A better system is one that operates locally not centrally, and is tied in with the communities served. This was supposedly what the devolution of mental health care from the closure of state hospitals to communities was leading to, but it never did. Instead, the police and prison system expanded to take on the difficult cases, and the rest were pretty much left to fend for themselves as best they and their families could manage. That was the "civil liberties" solution.
It's not working.
Or perhaps it is working but not the way anyone of compassion envisioned.
No, it's cruel and deadly. It's violent and catastrophic. It's corrupt and dangerous.
When a third of the police killings in the country are of mentally ill and/or suicidal individuals, it should be plain as day that there is a structural and institutional problem that might be correctable. Unfortunately, pro-police propaganda has worked well to convince many people that the proper course of action toward those who do not obey police is to kill them, regardless of mental health or suicidal tendencies.
If it's only 400 a year, what's the big deal, right? More than that die in a week in traffic accidents. More than that are killed in a week by non-police firearms. This is a violent country. Always has been.
A compassionate mental health care system would not dispatch police, snipers and SWAT teams on every 5150 call. It just wouldn't happen. Instead, there would be crisis teams available to perform interventions, and care facilities would be available that would provide more than a 72 hour observation window and a few prescriptions for psychotropic drugs -- which can cause more problems if not monitored carefully.
There would be mental health care facilities in the community provided as a public service like any other, staffed by professionals and available on an as-needed basis.
Care would not be restricted to certain hours or days of the week, and appointments would not be so limited that weeks or months pass before someone could check in for care and treatment.
A proper mental health care system would include homeless and addiction services, without discrimination toward patients based on the nature of their homelessness and/or addictions.

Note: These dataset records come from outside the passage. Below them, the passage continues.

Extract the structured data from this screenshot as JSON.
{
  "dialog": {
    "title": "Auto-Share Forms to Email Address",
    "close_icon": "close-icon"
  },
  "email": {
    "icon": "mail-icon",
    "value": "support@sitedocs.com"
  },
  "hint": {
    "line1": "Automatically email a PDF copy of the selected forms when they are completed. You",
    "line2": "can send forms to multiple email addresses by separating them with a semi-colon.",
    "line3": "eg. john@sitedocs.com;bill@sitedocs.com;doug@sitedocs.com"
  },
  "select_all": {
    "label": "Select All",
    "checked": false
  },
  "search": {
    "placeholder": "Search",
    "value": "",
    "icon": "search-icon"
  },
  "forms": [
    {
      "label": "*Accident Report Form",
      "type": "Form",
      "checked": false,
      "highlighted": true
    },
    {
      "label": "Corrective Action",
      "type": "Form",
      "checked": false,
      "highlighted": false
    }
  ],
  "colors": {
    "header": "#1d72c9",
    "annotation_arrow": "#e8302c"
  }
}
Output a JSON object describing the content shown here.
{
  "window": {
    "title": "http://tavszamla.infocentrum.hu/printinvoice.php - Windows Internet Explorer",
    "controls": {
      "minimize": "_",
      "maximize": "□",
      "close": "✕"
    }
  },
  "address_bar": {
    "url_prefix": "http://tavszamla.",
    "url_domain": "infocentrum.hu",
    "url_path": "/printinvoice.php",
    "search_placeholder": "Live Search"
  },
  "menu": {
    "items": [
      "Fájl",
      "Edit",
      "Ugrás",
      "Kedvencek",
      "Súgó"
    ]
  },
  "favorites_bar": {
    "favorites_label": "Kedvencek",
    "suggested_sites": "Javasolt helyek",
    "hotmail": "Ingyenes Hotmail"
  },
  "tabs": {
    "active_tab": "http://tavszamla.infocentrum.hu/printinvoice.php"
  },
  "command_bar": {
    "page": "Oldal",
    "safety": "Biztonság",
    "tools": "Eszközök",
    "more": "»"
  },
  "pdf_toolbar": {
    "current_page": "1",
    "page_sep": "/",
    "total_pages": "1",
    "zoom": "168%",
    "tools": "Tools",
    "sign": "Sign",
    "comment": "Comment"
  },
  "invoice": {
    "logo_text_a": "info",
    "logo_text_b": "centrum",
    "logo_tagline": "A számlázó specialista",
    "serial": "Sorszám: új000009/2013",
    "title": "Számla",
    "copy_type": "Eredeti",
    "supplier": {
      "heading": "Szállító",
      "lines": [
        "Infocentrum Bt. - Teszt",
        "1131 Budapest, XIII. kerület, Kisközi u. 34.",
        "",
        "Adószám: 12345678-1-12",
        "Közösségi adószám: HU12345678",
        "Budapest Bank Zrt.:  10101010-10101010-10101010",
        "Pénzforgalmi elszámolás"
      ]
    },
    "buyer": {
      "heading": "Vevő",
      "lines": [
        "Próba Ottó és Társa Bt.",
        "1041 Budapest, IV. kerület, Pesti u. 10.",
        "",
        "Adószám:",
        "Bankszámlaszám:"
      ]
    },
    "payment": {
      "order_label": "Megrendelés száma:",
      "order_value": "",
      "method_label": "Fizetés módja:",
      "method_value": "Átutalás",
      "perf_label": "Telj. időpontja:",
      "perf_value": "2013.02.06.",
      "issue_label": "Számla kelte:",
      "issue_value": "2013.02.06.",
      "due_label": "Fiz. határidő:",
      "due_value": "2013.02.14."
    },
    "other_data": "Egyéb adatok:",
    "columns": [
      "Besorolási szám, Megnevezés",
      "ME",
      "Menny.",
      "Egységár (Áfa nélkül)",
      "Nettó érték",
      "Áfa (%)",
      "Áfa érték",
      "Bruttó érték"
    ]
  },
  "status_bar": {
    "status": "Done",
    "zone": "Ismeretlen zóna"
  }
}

All this can be done, probably for less money than the current violent policing and imprisonment "treatments" for mental illness, homelessness and addiction cost, but money isn't the real issue. More public money is going to prison systems these days than to higher education in many jurisdictions, and there is little notice, let alone complaints about it. Mental health care spending is a relatively minor component to many public budgets, and what little is being spent is constantly on the chopping block when public budgets need tightening.
In some places like California, taxes were raised specifically to fund more adequate mental health care provisions, and the additional tax revenue was immediately -- and perhaps permanently -- diverted to fund other state budgetary needs.
We need to be clear with one another and with our elected representatives that the current system of incarceration and killing the mentally ill is not acceptable.
But that's only the first step.
Creating and sustaining an acceptable system will take a massive effort, but it can be done.
The question is, when will that first step be taken?